Most businesses put an awful lot of time and money into gaining new customers. Yet the most important source of revenue for most companies is the customer-base that they already have. Customer retention is one of the most important aspects of your business, and crucial for healthy long term profits and growth. So why do customers leave, and what can you do about it?
Why Is Customer Retention Important?
On average, it is much cheaper to retain an existing customer and lead them back towards a sale, than it is to recruit new ones, which is around 7x more expensive. Yet an Econsultancy report shows that investment in retention is going down, while the focus on keeping customers is going up. This makes very little economic sense. An existing customer already has a certain amount of trust in your company and the buying process, and is therefore much more likely to buy again in the future, whether that be a repeat purchase or an entirely different product or service.
Marketing to existing customers also requires less effort. Marketing Metrics suggest that it is around 50% easier to sell to an existing customer. They don’t need to be convinced about the service and are even less concerned about costs. Therefore, higher customer retention rates lead to more sales and increased profits. You should be dedicating a decent chunk of your marketing budget to the creation of a customer retention strategy.
Why Do Customers Usually Leave?
Customers have more choice than ever before, but most leave because they feel like your business doesn’t care about them.
There are many reasons why a customer can stop buying from your company. They can be persuaded to buy from a competitor, but this actually makes up only a small percentage of those who leave, as does direct dissatisfaction with your business. The most cited reason why customers leave is due to them believing that you don’t care about them.

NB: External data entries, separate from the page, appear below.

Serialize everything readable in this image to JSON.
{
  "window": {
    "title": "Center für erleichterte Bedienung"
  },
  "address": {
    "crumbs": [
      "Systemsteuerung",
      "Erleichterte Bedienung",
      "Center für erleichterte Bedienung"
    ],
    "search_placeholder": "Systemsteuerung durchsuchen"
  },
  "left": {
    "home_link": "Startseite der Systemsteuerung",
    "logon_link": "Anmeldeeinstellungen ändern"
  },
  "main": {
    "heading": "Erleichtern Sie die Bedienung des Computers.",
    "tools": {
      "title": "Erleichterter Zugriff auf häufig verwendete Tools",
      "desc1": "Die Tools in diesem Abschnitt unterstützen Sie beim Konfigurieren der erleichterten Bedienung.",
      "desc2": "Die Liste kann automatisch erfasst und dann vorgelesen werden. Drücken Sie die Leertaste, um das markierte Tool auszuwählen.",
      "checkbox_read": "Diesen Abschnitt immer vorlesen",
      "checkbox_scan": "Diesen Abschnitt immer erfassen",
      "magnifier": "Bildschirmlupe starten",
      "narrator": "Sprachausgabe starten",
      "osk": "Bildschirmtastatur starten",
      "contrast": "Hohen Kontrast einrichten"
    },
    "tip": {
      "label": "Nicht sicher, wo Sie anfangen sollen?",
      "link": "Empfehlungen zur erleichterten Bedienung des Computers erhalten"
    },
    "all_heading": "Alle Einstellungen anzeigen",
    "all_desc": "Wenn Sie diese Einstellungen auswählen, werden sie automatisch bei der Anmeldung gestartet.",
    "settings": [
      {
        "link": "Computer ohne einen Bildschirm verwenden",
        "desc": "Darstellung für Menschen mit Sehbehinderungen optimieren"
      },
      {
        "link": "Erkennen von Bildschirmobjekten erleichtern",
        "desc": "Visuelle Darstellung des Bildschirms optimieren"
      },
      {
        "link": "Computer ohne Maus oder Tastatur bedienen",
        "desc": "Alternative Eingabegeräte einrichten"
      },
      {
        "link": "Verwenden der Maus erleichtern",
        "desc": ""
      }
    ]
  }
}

If a customer has a bad experience with your customer service department, or they simply get the message, due to lack of communication or effort, that their custom doesn’t matter to you, then they can simply find somewhere else to shop. There’s plenty of choice in the marketplace. Customer retention is based on loyalty and trust. You have to prove that you value your customers and that you would do anything to keep them on your side
As we have seen, the first and most important step to customer retention is excellent customer service. This means being available when customers need to talk to you, offering a service that meets their expectations, and responding to any problems well. Be there for your customer, and they will be there for you. Do not promise what you can’t deliver – instead overdeliver on your promises. You can also use a number of customer retention strategies to keep your customer happy. Which one(s) you use will depend on your business:
Customer Retention Strategies
VIP Reward Schemes One of the best ways to retain customers is to offer them constant rewards for their purchases. Every time they spend they get something in return. The supermarkets use this approach with their loyalty cards, which offer cashback and vouchers for shopping. Some popular online poker sites use a VIP reward scheme that offers a tiered points system so that everyone gets rewards, but the top players get more.
Consistent Communication – Be honest and open with your customer, yet be consistent in your communication. You don’t have to push a hard sell every time you reach out and, in fact, you shouldn’t. Just pop in to say hello when a customer hasn’t interacted with your products recently, or to say thank-you when they make a purchase. Use personalized follow-ups to build relationships and show that you’re in touch with your customer’s needs. Take advantage of blog and social media campaigns to keep it personal with your audience.
Promotions and Targeted Offers – Customers are always interested in getting more for their money, so regular promotions and special offers should keep them interested in your business, and tempted to make a purchase. You can use targeted offers to make this even more appealing to your customers. For example, if they have been browsing a certain product category a lot, you could offer a discount on the products that they have shown interest in.
Gain Feedback – Complaints are actually very valuable. They tell you where you are going wrong and highlight the times that customers are probably fleeing your business. Take note of any feedback you gain, and make it easy for customers to give feedback whenever they have paid for a product or service. Consider sending out occasional feedback forms to gain a general sense of your customer and their needs. Most importantly listen and respond.